Mike and his family in Texas lost nearly everything in a hurricane and haven't been able to return home. He received a check for close to $1,800.
MIKE: We intend to spend the money on things that we use daily so that we can constantly be reminded about how fortunate we are to have such wonderful friends.
Thompson: That little act of kindness, that we were able to facilitate, was a real encouragement for that family there.
Lionel Thompson says he hears that all the time from people who receive gifts. They're so curious about which of the people they know could have sent them money that they're extra nice to everyone around them.
Thompson says for the donors, this is different than sending a check to your favorite nonprofit organization.
Thompson: We're not the charity, you're the charity. Look around to your friends and family members in need, and you give to them.
Thompson says he and his wife Misha get very emotional when they listen to the voicemail thank yous, like this message from a mom named Crystal.
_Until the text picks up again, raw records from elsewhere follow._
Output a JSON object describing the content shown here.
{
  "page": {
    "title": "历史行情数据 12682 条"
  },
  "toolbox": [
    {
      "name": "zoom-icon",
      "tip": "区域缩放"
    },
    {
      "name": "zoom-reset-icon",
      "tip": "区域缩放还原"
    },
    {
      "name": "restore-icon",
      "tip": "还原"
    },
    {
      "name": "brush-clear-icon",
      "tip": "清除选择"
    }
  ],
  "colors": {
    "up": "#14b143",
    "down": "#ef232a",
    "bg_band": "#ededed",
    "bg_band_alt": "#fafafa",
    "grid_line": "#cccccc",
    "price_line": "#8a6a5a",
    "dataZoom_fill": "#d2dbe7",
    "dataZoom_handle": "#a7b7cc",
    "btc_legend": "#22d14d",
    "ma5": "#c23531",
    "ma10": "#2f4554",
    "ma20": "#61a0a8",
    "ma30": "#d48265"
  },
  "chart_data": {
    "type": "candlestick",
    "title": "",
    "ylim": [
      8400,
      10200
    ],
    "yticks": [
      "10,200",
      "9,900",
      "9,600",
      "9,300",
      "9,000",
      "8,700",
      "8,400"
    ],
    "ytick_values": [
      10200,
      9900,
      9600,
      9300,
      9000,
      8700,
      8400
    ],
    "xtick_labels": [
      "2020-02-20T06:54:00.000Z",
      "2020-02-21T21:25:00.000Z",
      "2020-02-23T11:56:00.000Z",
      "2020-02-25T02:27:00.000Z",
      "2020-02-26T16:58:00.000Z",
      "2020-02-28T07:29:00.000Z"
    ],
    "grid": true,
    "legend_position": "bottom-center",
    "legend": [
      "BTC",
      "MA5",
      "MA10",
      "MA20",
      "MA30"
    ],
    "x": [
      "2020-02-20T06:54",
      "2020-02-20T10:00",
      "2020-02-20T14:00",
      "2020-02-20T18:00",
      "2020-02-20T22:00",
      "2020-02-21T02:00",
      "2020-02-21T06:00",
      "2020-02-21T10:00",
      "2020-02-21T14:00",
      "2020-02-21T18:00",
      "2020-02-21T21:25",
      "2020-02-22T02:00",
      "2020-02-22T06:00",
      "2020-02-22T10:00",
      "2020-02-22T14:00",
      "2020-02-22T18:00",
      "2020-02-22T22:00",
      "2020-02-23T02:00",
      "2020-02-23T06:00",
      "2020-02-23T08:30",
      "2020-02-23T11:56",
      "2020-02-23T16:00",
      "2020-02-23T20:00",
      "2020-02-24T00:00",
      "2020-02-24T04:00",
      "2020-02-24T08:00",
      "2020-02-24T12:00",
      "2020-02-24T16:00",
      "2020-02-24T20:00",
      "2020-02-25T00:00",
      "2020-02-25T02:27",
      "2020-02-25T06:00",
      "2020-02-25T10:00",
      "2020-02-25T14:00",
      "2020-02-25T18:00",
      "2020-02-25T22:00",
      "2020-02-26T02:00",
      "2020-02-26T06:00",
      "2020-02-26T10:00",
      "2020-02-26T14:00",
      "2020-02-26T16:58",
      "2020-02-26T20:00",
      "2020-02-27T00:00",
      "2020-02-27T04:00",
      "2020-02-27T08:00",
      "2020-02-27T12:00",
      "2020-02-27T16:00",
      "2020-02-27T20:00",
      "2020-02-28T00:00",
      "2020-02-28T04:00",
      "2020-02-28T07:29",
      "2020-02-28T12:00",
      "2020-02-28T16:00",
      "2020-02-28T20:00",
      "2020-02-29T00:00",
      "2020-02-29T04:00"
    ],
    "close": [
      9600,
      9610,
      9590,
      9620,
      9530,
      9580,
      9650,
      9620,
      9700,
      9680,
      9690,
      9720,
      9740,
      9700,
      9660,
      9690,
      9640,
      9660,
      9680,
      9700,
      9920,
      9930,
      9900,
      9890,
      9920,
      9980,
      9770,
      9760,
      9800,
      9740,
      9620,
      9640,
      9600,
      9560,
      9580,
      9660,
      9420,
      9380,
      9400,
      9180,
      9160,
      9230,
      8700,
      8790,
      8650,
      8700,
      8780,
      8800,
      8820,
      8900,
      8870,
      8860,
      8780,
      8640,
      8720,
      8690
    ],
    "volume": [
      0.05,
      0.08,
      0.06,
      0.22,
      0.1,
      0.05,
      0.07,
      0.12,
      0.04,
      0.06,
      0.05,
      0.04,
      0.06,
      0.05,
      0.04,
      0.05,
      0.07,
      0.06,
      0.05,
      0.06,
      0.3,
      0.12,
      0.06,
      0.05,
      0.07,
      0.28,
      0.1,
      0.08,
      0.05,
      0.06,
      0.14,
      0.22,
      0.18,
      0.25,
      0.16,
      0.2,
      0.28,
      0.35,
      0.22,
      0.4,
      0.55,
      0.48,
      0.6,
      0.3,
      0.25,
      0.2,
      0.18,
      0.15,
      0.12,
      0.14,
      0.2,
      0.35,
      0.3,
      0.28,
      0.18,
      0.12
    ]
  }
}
Crystal: I received $300. And my thank you message is. This is so wonderful. I just sat in the pharmacy line picking up my daughter's $300 prescription. Thank you so much.
Giving Anonymously is an all-volunteer project. The Thompsons and the web company they work with all donate their time to make it possible. It's their way of acknowledging the kindness they themselves have received.
I'm Lisa Napoli for Marketplace Money.